Monday 27-04-2026

Jamin Keamanan Pangan, BGN dan Pemkot Cimahi Bergerak Sigap Tangani Kasus Keracunan

  • Created Feb 27 2026
  • / 191 Read

Jamin Keamanan Pangan, BGN dan Pemkot Cimahi Bergerak Sigap Tangani Kasus Keracunan

Kejadian keracunan massal yang menimpa sejumlah siswa di Kota Cimahi bermula pada Rabu siang, 25 Februari 2026, pascamengonsumsi menu Makan Bergizi Gratis (MBG) yang dibagikan di sekolah. Gejala berupa mual, pusing, dan diare mulai dirasakan secara bersamaan oleh para korban pada Rabu malam hingga Kamis pagi, yang memicu tindakan medis darurat. Berdasarkan data terkini, tercatat sebanyak 43 siswa dari jenjang TK, SD, hingga SMP serta satu orang guru harus mendapatkan perawatan intensif di beberapa rumah sakit, termasuk RSUD Cibabat, RS Dustira, dan RS Mitra Kasih. Pemerintah melalui Badan Gizi Nasional (BGN) bersama Pemerintah Kota Cimahi langsung mengambil langkah taktis dan responsif dalam menangani laporan gangguan kesehatan tersebut secara menyeluruh.
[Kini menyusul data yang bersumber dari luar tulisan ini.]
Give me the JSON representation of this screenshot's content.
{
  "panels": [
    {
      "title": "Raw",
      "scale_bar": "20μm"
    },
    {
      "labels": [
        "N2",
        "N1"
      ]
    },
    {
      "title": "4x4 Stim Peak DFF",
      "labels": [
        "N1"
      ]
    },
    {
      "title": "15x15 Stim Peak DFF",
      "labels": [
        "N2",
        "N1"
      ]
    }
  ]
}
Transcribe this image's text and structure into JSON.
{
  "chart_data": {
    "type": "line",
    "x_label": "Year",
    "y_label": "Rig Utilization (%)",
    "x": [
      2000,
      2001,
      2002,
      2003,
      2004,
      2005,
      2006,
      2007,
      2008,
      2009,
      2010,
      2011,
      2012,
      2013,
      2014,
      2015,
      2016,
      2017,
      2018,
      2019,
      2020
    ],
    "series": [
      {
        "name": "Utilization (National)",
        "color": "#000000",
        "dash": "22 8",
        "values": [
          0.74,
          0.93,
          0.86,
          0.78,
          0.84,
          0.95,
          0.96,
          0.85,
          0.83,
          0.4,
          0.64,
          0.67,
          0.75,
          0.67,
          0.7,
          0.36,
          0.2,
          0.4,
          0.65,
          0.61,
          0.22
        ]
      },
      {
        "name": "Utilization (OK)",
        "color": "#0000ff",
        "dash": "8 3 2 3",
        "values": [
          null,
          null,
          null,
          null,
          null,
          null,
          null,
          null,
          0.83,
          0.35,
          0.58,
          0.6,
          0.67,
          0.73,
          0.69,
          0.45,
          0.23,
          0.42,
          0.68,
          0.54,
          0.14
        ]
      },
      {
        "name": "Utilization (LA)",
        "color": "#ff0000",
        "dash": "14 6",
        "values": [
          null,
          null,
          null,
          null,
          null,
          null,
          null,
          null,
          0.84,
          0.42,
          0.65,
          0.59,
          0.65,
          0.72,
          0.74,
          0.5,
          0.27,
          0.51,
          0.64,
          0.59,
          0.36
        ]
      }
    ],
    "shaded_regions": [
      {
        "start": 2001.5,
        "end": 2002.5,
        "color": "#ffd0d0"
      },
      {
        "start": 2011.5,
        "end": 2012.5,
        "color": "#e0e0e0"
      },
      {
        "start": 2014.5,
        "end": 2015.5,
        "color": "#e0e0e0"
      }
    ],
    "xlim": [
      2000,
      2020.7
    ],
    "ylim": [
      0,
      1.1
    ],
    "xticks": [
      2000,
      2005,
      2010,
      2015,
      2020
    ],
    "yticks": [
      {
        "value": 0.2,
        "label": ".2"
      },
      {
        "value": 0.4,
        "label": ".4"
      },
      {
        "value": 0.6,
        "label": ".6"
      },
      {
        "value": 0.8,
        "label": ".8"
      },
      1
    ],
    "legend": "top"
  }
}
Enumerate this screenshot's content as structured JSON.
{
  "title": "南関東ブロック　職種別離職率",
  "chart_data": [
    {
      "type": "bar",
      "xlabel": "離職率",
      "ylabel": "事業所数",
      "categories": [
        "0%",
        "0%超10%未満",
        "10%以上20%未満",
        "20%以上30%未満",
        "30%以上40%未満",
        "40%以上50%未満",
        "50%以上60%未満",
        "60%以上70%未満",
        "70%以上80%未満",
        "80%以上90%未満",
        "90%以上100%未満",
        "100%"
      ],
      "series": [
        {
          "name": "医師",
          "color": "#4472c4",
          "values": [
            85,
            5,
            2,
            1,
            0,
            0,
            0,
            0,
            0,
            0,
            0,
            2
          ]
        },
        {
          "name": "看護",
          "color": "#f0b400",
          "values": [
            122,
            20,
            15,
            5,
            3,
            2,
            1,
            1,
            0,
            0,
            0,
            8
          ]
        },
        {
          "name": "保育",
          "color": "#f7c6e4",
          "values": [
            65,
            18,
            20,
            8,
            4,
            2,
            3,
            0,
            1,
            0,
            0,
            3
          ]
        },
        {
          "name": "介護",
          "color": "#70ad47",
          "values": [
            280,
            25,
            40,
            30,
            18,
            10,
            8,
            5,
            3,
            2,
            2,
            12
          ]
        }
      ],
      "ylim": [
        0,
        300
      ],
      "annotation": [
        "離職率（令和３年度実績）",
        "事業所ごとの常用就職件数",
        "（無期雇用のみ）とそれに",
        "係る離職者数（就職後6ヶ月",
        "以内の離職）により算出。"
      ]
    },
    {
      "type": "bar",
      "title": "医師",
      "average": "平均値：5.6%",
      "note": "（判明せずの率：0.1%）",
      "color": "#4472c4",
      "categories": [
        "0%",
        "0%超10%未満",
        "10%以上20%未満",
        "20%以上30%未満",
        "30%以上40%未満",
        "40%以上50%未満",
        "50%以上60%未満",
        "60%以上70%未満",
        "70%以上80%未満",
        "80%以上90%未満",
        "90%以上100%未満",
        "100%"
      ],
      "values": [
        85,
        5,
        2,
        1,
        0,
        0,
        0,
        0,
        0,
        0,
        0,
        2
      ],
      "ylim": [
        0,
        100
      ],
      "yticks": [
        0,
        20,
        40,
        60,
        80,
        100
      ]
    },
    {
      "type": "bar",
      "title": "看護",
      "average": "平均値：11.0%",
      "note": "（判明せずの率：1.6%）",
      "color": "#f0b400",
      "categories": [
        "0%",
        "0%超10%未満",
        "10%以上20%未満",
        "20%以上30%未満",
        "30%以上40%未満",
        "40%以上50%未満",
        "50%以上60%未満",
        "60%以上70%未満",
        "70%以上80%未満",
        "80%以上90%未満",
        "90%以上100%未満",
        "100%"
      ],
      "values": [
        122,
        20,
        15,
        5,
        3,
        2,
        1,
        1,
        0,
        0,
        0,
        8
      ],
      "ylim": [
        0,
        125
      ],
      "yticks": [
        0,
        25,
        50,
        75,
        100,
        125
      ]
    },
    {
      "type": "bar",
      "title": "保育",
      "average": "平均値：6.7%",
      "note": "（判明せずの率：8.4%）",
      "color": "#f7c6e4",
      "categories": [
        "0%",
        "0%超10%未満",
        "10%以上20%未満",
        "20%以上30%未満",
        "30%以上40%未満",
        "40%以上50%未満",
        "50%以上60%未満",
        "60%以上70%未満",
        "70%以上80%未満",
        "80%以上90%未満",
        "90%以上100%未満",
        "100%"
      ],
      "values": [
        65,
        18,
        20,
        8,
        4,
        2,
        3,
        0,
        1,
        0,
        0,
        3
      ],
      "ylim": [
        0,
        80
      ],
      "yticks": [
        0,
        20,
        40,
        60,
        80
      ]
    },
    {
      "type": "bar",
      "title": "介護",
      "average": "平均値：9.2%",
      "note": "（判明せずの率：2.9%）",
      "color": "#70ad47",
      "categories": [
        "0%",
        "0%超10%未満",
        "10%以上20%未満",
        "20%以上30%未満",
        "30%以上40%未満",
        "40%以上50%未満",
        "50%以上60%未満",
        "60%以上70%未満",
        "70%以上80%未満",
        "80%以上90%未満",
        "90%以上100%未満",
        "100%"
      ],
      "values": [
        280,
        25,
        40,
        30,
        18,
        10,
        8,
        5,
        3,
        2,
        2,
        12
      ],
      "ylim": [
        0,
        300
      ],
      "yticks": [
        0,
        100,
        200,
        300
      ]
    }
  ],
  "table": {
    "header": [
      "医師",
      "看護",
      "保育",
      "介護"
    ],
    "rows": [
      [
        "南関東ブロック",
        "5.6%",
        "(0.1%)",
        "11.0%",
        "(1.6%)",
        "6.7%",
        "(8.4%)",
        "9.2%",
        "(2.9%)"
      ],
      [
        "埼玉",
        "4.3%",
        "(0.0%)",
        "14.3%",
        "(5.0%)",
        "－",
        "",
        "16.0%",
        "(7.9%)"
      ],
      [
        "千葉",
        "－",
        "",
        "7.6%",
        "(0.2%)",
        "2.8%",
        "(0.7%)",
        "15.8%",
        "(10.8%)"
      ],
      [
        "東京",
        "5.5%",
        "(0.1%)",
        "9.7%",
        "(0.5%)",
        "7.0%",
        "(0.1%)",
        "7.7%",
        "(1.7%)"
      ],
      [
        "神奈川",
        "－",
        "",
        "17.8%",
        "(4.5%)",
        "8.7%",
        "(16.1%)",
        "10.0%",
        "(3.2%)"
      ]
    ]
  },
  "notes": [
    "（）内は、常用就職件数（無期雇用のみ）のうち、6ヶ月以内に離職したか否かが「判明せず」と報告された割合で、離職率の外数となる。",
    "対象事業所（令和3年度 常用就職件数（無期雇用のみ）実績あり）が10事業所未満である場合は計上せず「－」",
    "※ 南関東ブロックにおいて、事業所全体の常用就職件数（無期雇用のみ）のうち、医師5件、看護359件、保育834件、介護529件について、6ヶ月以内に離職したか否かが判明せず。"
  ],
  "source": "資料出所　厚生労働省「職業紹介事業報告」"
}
Sinergi cepat antara tenaga medis telah memastikan seluruh korban terdampak mendapatkan penanganan terbaik hingga kondisi mereka dinyatakan stabil dan berangsur pulih. Komitmen utama pemerintah saat ini adalah mengutamakan keselamatan para siswa dengan memberikan layanan kesehatan penuh tanpa biaya bagi keluarga korban, sehingga situasi di lapangan kini telah terkendali sepenuhnya. Sebagai bentuk transparansi dan tanggung jawab profesional, BGN telah menginstruksikan penghentian sementara operasional Satuan Pelayanan Pemenuhan Gizi (SPPG) Karangmekar 002 guna melakukan audit menyeluruh terhadap prosedur sanitasi dan standar operasional dapur. Langkah tegas ini diambil untuk memastikan kualitas makanan yang didistribusikan ke depannya tetap berada pada level tertinggi.

Tim ahli dari laboratorium kesehatan saat ini telah dikerahkan untuk melakukan uji sampel secara mendalam guna mengidentifikasi sumber masalah secara akurat agar kejadian serupa tidak terulang di masa mendatang. Investigasi ini merupakan bagian dari prosedur standar keamanan pangan nasional yang sangat ketat. Masyarakat diharapkan tetap tenang dan tidak terpancing oleh spekulasi yang tidak berdasar karena pengawasan terhadap rantai pasok makanan kini semakin diperketat di seluruh Indonesia. Pemerintah daerah melalui Dinas Kesehatan juga terus melakukan pendampingan intensif serta edukasi bagi pengelola dapur mandiri mengenai pentingnya pemilihan bahan baku yang segar serta higienitas proses memasak yang sesuai standar kesehatan.

Dengan adanya evaluasi berkala dan sistem deteksi dini yang sudah berjalan efektif, keberlanjutan program Makan Bergizi Gratis dipastikan akan semakin kuat dan aman bagi seluruh anak bangsa. Pemerintah menjamin bahwa insiden ini menjadi momentum untuk memperketat kontrol kualitas di setiap titik distribusi di seluruh daerah. Program ini tetap menjadi prioritas nasional sebagai investasi menuju generasi emas yang sehat dan cerdas, dengan jaminan keamanan yang terus ditingkatkan setiap harinya. Kepercayaan masyarakat menjadi prioritas utama, sehingga setiap kendala teknis yang muncul akan selalu ditangani dengan transparansi penuh dan tindakan nyata yang cepat demi perlindungan kesehatan anak-anak Indonesia.